The tech journalism site 404 Media has just launched. The publication, founded by former employees of Vice’s Motherboard, will be entirely reader-supported. In their “Welcome” post, founders Joseph Cox, Jason Koebler, Emanuel Maiberg, and Samantha Cole write: “Our reporting has previously shut down surveillance companies, introduced the world to deepfakes, got right-to-repair legislation passed, changed policies at major social media platforms including Reddit and Facebook, and got hundreds of millions of dollars of fines levied against some of the most significant companies in the world. At 404 Media, we intend to continue that work, only now, we will own it ourselves.” In yesterday’s New York Times article about 404, Koebler said the company would eventually have a newsletter and podcast.

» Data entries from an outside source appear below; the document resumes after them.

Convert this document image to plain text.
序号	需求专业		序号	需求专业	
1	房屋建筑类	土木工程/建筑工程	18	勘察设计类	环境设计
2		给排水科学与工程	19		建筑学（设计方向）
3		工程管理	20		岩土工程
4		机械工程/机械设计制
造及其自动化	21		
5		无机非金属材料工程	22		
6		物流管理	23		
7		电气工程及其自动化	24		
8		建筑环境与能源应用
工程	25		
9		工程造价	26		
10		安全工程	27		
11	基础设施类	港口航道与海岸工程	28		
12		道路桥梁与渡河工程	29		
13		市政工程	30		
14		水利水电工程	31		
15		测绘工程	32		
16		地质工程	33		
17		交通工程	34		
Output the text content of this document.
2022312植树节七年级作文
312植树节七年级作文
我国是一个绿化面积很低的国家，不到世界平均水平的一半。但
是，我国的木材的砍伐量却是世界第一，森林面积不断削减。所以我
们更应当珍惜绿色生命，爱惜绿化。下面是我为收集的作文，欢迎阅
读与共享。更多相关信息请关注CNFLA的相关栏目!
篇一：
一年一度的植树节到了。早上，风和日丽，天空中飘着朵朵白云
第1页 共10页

In the latest episode of the Know Your Enemy podcast, hosts Matthew Sitman and Sam Adler-Bell talk about fired Ron DeSantis staffer Nate Hochman, who appeared on the podcast in 2021. In the show notes, the hosts write, “The Hochman affair inspired some soul-searching on the part of your podcast hosts. Had we inadvertently exposed our audience to a neo-Nazi? Was our original December 2021 interview insufficiently combative—or too credulous, as many of our most vigilant listeners have suggested?” 

The Paris Review has unpaywalled James Baldwin’s “Art of Fiction” interview from their archive. Reflecting in 1984 on what his experience with writing has taught him over time, Baldwin told his interviewer: “You learn how little you know. It becomes much more difficult because the hardest thing in the world is simplicity.”